National Guard soldiers and African American men on a street corner in Chicago during the 1919 race riot

National Guard soldiers, like those shown here, were called out to put a stop to the weeklong race riot, which left 38 people dead and hundreds more injured. About two-thirds of the wounded were African American. (Photography by Jun Fujita, Chicago History Museum, ICHi-065477)

A young adult book explores the 1919 Chicago race riot

Claire Hartfield, JD’82, wants teenagers to know their history.

When Claire Hartfield, JD’82, was growing up in Hyde Park, she loved listening to her grandmother talk about life as a young woman in Chicago in the 1910s and ’20s. “Her stories were about the excitement of living in the Black Belt at that time,” Hartfield says. “What poet Langston Hughes referred to as ‘excitement from noon to noon.’”

In 2014, as Hartfield watched the footage of protests in Ferguson, Missouri, after Michael Brown was killed by a police officer, one of her grandmother’s stories came to mind.

Shortly after her grandmother had moved up to Chicago from the South, she was riding the streetcar home from work. “As she got closer to the black community, she saw mobs of young men out in the streets,” Hartfield says. The streetcar driver refused to let Hartfield’s grandmother off at her stop. She had to ride to the end of the line and walk home through “what turned out to be, when I did research, the first full day” of the weeklong 1919 race riot.

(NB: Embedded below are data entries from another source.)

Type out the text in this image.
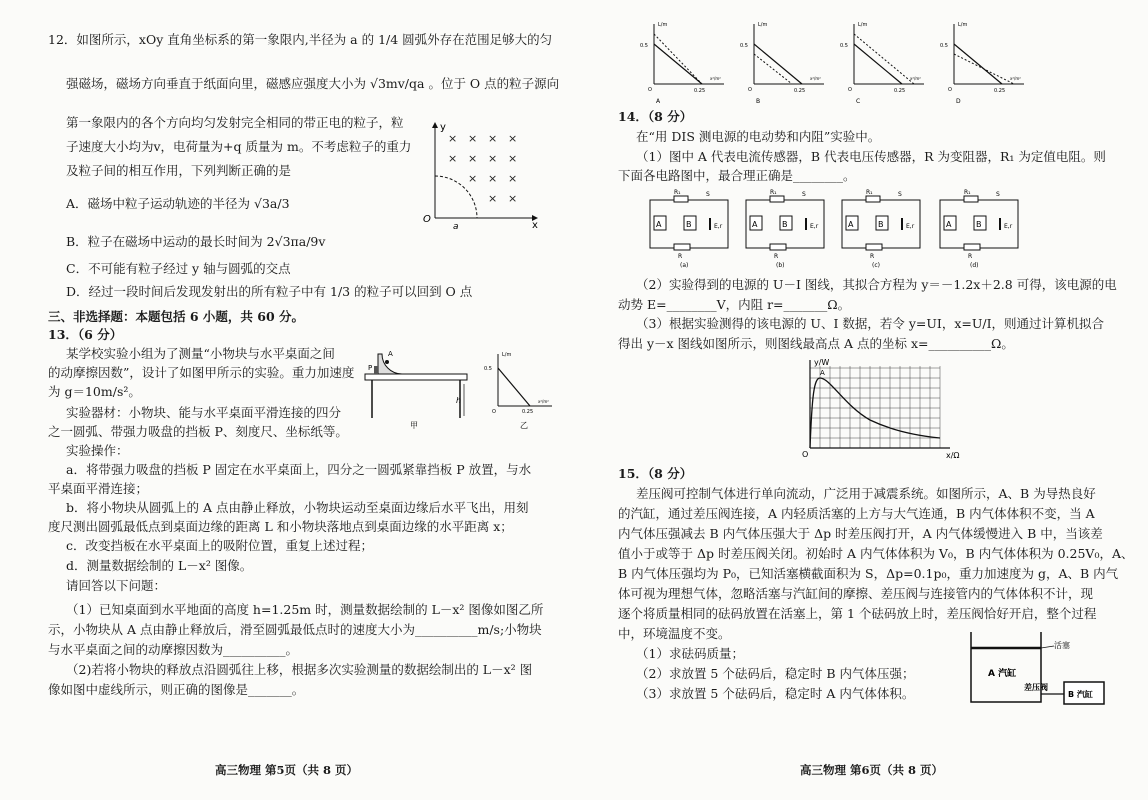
12．如图所示，xOy 直角坐标系的第一象限内,半径为 a 的 1/4 圆弧外存在范围足够大的匀
强磁场，磁场方向垂直于纸面向里，磁感应强度大小为 √3mv/qa 。位于 O 点的粒子源向
第一象限内的各个方向均匀发射完全相同的带正电的粒子，粒
子速度大小均为v，电荷量为+q 质量为 m。不考虑粒子的重力
及粒子间的相互作用，下列判断正确的是
A．磁场中粒子运动轨迹的半径为 √3a/3
B．粒子在磁场中运动的最长时间为 2√3πa/9v
C．不可能有粒子经过 y 轴与圆弧的交点
D．经过一段时间后发现发射出的所有粒子中有 1/3 的粒子可以回到 O 点
y
x
O
a
× × × ×
× × × ×
× × ×
× ×
三、非选择题：本题包括 6 小题，共 60 分。
13．（6 分）
某学校实验小组为了测量“小物块与水平桌面之间
的动摩擦因数”，设计了如图甲所示的实验。重力加速度
为 g＝10m/s²。
实验器材：小物块、能与水平桌面平滑连接的四分
之一圆弧、带强力吸盘的挡板 P、刻度尺、坐标纸等。
实验操作：
h
P
A
甲
L/m
0.5
0.25
x²/m²
O
乙
a．将带强力吸盘的挡板 P 固定在水平桌面上，四分之一圆弧紧靠挡板 P 放置，与水
平桌面平滑连接；
b．将小物块从圆弧上的 A 点由静止释放，小物块运动至桌面边缘后水平飞出，用刻
度尺测出圆弧最低点到桌面边缘的距离 L 和小物块落地点到桌面边缘的水平距离 x；
c．改变挡板在水平桌面上的吸附位置，重复上述过程；
d．测量数据绘制的 L－x² 图像。
请回答以下问题：
（1）已知桌面到水平地面的高度 h=1.25m 时，测量数据绘制的 L－x² 图像如图乙所
示，小物块从 A 点由静止释放后，滑至圆弧最低点时的速度大小为__________m/s;小物块
与水平桌面之间的动摩擦因数为__________。
（2)若将小物块的释放点沿圆弧往上移，根据多次实验测量的数据绘制出的 L－x² 图
像如图中虚线所示，则正确的图像是_______。
高三物理 第5页（共 8 页）
L/m
0.5
0.25
x²/m²
O
A
L/m
0.5
0.25
x²/m²
O
B
L/m
0.5
0.25
x²/m²
O
C
L/m
0.5
0.25
x²/m²
O
D
14．（8 分）
在“用 DIS 测电源的电动势和内阻”实验中。
（1）图中 A 代表电流传感器，B 代表电压传感器，R 为变阻器，R₁ 为定值电阻。则
下面各电路图中，最合理正确是________。
A	B
R₁	S
R
E,r
(a)
A	B
R₁	S
R
E,r
(b)
A	B
R₁	S
R
E,r
(c)
A	B
R₁	S
R
E,r
(d)
（2）实验得到的电源的 U－I 图线，其拟合方程为 y＝－1.2x＋2.8 可得，该电源的电
动势 E=________V，内阻 r=_______Ω。
（3）根据实验测得的该电源的 U、I 数据，若令 y=UI，x=U/I，则通过计算机拟合
得出 y－x 图线如图所示，则图线最高点 A 点的坐标 x=__________Ω。
y/W
x/Ω
O
A
15．（8 分）
差压阀可控制气体进行单向流动，广泛用于减震系统。如图所示，A、B 为导热良好
的汽缸，通过差压阀连接，A 内轻质活塞的上方与大气连通，B 内气体体积不变，当 A
内气体压强减去 B 内气体压强大于 Δp 时差压阀打开，A 内气体缓慢进入 B 中，当该差
值小于或等于 Δp 时差压阀关闭。初始时 A 内气体体积为 V₀，B 内气体体积为 0.25V₀，A、
B 内气体压强均为 P₀，已知活塞横截面积为 S，Δp=0.1p₀，重力加速度为 g，A、B 内气
体可视为理想气体，忽略活塞与汽缸间的摩擦、差压阀与连接管内的气体体积不计，现
逐个将质量相同的砝码放置在活塞上，第 1 个砝码放上时，差压阀恰好开启，整个过程
中，环境温度不变。
（1）求砝码质量；
（2）求放置 5 个砝码后，稳定时 B 内气体压强；
（3）求放置 5 个砝码后，稳定时 A 内气体体积。
活塞
A 汽缸
差压阀
B 汽缸
高三物理 第6页（共 8 页）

Hartfield’s book A Few Red Drops: The Chicago Race Riot of 1919 (Clarion Books, 2018) takes its title from a Carl Sandburg poem. The book, written with teens in mind, has received numerous honors and awards, including the 2019 Coretta Scott King Book Award, and was named a 2019 Illinois Reading Council Top Book to Read and a Chicago Public Library Best of the Best Books 2018. It’s Hartfield’s second book. Her first, the picture book Me and Uncle Romie (Dial Books, 2002), is a fictionalized story about Harlem Renaissance collage artist Romare Bearden. 

Book covers for A Few Red Drops and Me and Uncle Romie
(Photography by Guido Mendez)

A Few Red Drops begins on a hot July day, at a time when only the rich had electric fans. Five black teenagers decided to cool off by floating on a raft in Lake Michigan. When they drifted too close to what was then the “white” beach, a white man began throwing stones. One of the teens, Eugene Williams, was hit in the head and drowned.

The killing sparked a week of racial violence and arson. By the end, 38 people had died (23 black and 15 white) and a Lithuanian neighborhood had been burned to the ground by Irish gang members in blackface who wanted to keep the riot going. Hartfield’s book digs deep into the complex history of the riot: “The further back I went, the further back I had to go,” she said during a talk at 57th Street Books. 

During Hartfield’s research, “I came to see that it’s intimately tied to what we’re going through,” she says. “It’s really a continuum” from the 1919 riots to the 2014 protests that sparked her idea. Hartfield wanted young people to have that context to understand the present.

On her website, she confesses she once made a list of the 10 best excuses for getting out of history class at Kenwood Academy. She began to understand why history mattered when she was asked to join an anti-apartheid march in 1977—and wanted to know how apartheid had happened in the first place. 

“You can think of it this way,” Hartfield writes. “History is you if you had been born a little earlier.”After graduating from the Law School, Claire Hartfield, JD’82, oversaw the development of school desegregation plans for the cities of Chicago and Rockford, Illinois. She began to write books for young readers after becoming a parent and realizing that “some stories were not being told, important stories.”